Training and models - selvaggi/mlpf GitHub Wiki

Model checkpoints

Clustering only

Trained on dataset Notes Checkpoint **Wandb link **
dR=0.5 /eos/user/m/mgarciam/datasets_mlpf/models_trained_CLD/gun_dr_025_v3/_epoch=0_step=6500.ckpt
gun_dr_log_logE_v0_061224 BEST so far (current eval for the note) /eos/user/m/mgarciam/datasets_mlpf/models_trained_CLD/gun_drlog_v7/_epoch=5_step=42000.ckpt very similar to /eos/user/m/mgarciam/datasets_mlpf/models_trained_CLD/gun_drlog_v9_dr01/ https://wandb.ai/ml4hep/mlpf_debug/runs/3vs03stt/overview
Hss model evaluation was done on /eos/user/m/mgarciam/datasets_mlpf/models_trained_CLD/181024_Hss/ https://wandb.ai/ml4hep/mlpf_debug/runs/imme1iwf/overview

Clustering from above, training of energy correction + PID

Trained on dataset Notes Checkpoint Wandb link
dR=0.5 GT clusters https://wandb.ai/fcc_ml/mlpf_debug/runs/8tx8cprl
dR=0.5 https://wandb.ai/fcc_ml/mlpf_debug/runs/bwfdy7sq?nw=nwusergregorkrz
Hss /eos/user/g/gkrzmanc/results/2024/051124_fixPID_train_E_PID_Hss_clustering_CONT2/_epoch=2_step=1500.ckpt

Training guidelines

Training of clustering

Trains with 320k events python -m src.train_lightning1 --data-train /eos/experiment/fcc/ee/datasets/mlpf/CLD/train/gun_dr_050_v1_271124/pf_tree_{1..3200}.root --data-config config_files/config_hits_track_v2_noise.yaml -clust -clust_dim 3 --network-config src/models/wrapper/example_mode_gatr_noise.py --model-prefix /eos/user/m/mgarciam/datasets_mlpf/models_trained_CLD/gun_dr_025_v3/ --num-workers 0 --gpus 1,2,3 --batch-size 10 --start-lr 1e-3 --num-epochs 100 --optimizer ranger --fetch-step 0.01 --condensation --log-wandb --wandb-displayname Gatr_qmin3_Vlocal10_gun_logdr_ecalhcalweightsLA --wandb-projectname mlpf_debug --wandb-entity ml4hep --frac_cluster_loss 0 --qmin 3 --use-average-cc-pos 0.99 --tracks --train-val-split 0.99

Energy correction and PID training

Firstly, the deep neural network part is pre-trained quickly using a small dataset.
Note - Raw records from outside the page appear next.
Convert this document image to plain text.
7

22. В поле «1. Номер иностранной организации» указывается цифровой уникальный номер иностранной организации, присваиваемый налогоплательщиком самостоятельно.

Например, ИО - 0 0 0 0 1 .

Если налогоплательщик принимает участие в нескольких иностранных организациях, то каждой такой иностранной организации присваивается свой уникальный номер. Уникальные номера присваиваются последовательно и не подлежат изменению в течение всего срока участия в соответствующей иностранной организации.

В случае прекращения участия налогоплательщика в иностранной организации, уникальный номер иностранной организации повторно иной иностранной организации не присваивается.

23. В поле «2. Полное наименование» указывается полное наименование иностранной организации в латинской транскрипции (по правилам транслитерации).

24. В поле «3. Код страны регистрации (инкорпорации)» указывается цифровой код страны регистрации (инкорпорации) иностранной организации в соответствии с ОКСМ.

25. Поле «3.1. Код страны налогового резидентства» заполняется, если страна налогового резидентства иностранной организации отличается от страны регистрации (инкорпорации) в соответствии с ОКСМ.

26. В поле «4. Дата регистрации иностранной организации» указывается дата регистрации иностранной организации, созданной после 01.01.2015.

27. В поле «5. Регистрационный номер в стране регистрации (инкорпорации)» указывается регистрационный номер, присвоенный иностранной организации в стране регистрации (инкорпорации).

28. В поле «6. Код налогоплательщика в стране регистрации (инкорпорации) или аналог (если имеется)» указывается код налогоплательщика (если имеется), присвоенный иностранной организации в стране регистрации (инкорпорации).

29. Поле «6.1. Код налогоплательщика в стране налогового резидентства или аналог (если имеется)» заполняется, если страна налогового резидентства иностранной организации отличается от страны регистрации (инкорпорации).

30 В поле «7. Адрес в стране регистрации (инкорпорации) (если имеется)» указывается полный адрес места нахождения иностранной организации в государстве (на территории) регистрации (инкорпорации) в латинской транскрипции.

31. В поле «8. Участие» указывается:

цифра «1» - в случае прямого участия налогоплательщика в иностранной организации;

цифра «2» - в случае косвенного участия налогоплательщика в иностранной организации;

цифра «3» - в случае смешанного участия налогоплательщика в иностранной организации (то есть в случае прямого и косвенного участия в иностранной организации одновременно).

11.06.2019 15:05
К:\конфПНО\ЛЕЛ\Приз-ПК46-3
Empirically we found this is way faster and allows us to see results with training the full dataset quickly.

Step 1: Save the high-level features for training the DNN head

High-level features need to be exported firstly by adding --save-features flag:

See example command

python -m src.train_lightning1 --data-train /eos/experiment/fcc/ee/datasets/mlpf/CLD/train/gun_dr_050_v1_271124/pf_tree_{0..10}.root --data-config config_files/config_hits_track_v4.yaml -clust -clust_dim 3 --network-config src/models/wrapper/example_mode_gatr_e.py --model-prefix /eos/user/path/to/the/prefix --wandb-displayname export_features --num-workers 1 --prefetch-factor 16 --gpus 0 --batch-size 16 --start-lr 1e-3 --num-epochs 1 --optimizer ranger --fetch-step 0.01 --condensation --log-wandb --wandb-projectname mlpf_debug --wandb-entity fcc_ml --frac_cluster_loss 0 --qmin 1 --use-average-cc-pos 0.99 --lr-scheduler reduceplateau --tracks --correction --ec-model gatr-neutrals --regress-pos --add-track-chis --freeze-clustering --regress-unit-p --PID-4-class --restrict_PID_charge --separate-PID-GATr --save-features

Step 2: Train the energy correction head

python src/train_energy_correction_head.py --prefix /eos/user/path/to/the/prefix/ --wandb_name 27Nov_Muons_GT_Clusters --loss L1 --PIDs 130,2112 --dataset-path /eos/user/path/to/the/prefix/cluster_features --batch-size 16 --gnn-features-placeholders 16

The exported particles get automatically split in a train and eval set. The performance on the eval set can be seen from the wandb. Pick a good step (usually around 10k steps is enough). Then, load the head of the model in the training loop by adding the --ckpt-neutral path/to/model.ckpt. Important: --ckpt-neutral does NOT overwrite the model loaded with --load-model-weights (so the model loaded this way should only be the clustering model).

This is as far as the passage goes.